The Spartan hoplite enjoys unquestioned currency as history’s greatest fighting man. The last stand at Thermopylae made the Spartans legends in their own time, famous for their ability to endure hardship, control their emotions, and to never surrender - even in the face of impossible odds, even when it meant certain death. Was this reputation earned? Or was it simply the success of a propaganda machine that began turning at Thermopylae in 480 BC?

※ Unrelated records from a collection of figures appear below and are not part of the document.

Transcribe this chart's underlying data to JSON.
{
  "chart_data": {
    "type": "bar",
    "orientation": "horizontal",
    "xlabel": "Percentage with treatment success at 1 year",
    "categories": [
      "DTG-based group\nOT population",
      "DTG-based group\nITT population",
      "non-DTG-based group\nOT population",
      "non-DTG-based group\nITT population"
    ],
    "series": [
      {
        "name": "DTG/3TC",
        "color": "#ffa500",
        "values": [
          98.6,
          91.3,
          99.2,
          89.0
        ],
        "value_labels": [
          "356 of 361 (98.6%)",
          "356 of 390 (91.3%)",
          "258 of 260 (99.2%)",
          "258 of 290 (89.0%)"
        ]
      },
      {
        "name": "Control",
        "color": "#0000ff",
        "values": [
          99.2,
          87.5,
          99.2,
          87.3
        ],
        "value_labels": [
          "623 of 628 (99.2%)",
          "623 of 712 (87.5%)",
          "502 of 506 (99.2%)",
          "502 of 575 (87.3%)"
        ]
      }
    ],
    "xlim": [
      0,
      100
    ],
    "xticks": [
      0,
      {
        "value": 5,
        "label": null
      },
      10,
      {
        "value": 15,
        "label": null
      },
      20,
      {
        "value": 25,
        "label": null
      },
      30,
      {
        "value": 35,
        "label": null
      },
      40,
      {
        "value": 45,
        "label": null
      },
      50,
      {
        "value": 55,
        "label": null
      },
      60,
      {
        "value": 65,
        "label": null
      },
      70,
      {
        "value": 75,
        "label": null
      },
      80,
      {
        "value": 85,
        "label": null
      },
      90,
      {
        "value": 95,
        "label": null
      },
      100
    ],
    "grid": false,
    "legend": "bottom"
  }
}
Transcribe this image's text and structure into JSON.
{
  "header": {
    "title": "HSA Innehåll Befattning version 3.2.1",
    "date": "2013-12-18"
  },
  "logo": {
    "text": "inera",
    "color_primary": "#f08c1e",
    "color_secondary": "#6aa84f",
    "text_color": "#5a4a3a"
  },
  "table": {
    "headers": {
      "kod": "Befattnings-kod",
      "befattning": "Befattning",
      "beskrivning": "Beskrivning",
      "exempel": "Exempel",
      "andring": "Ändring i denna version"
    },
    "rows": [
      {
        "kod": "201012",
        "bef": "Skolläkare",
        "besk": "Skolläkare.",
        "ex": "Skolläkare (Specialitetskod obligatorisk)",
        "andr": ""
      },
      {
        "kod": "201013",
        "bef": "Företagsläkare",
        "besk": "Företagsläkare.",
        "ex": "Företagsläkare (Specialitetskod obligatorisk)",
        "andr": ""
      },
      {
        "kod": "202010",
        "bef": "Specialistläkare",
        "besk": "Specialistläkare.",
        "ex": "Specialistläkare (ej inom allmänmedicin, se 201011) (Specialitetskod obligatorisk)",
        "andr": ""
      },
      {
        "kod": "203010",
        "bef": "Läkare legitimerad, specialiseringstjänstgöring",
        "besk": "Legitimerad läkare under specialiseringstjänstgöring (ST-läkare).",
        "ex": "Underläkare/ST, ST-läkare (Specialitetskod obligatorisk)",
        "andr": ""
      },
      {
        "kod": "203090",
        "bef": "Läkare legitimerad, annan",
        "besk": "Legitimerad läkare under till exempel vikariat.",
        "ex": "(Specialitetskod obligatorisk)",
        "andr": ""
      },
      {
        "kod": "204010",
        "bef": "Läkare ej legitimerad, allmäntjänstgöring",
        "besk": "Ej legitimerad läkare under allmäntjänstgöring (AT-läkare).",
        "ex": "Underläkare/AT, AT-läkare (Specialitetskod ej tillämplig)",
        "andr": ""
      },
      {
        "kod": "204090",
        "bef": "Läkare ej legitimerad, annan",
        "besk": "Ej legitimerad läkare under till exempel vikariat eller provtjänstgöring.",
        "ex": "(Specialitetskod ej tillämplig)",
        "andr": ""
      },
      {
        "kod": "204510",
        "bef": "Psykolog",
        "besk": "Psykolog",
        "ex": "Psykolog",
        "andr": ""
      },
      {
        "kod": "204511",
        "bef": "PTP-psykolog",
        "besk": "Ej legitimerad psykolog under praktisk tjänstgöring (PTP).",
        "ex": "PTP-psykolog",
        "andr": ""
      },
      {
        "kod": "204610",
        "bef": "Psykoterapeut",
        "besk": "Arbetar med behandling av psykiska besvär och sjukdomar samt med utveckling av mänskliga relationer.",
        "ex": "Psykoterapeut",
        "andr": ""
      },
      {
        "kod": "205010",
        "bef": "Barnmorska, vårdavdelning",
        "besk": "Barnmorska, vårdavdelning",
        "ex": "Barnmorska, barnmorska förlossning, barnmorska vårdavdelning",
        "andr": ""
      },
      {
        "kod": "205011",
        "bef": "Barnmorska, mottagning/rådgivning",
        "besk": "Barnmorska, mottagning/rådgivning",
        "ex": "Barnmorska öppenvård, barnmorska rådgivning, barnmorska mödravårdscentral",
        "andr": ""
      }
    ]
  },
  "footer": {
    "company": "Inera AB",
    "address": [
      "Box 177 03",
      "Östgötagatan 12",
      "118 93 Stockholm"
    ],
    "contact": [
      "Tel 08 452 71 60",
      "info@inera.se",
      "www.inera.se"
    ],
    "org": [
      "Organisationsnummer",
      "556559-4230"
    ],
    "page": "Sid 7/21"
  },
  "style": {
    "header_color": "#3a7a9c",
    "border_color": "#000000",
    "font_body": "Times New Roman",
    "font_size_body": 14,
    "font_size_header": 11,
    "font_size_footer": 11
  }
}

Covering Sparta’s full classical history from the polis’ (city-state) foundation to its final subsumption by Rome in the first century BC, this book examines the myth of Spartan warrior supremacy, painting a very different picture of Spartan warfare – punctuated by frequent and heavy losses. We also discover a society dedicated to militarism not in service to Greek unity or to the Spartan state itself, but as a desperate measure intended to keep its massive population of helots (a near-slave underclass) in line. What successes there were, such as in the Peloponnesian Wars, gave Sparta only a brief period of hegemony over Greece. Today, there is no greater testament to this than the relative position of modern Sparta and its famous rival Athens.
The Bronze Lie explores the Spartans' arms and armor, tactics and strategy, the personalities of commanders and the common soldiery alike. It looks at the major battles, with a special focus on previously under-publicized Spartan reverses that have been left largely unexamined. The result is a refreshingly honest and accurate account of Spartan warfare.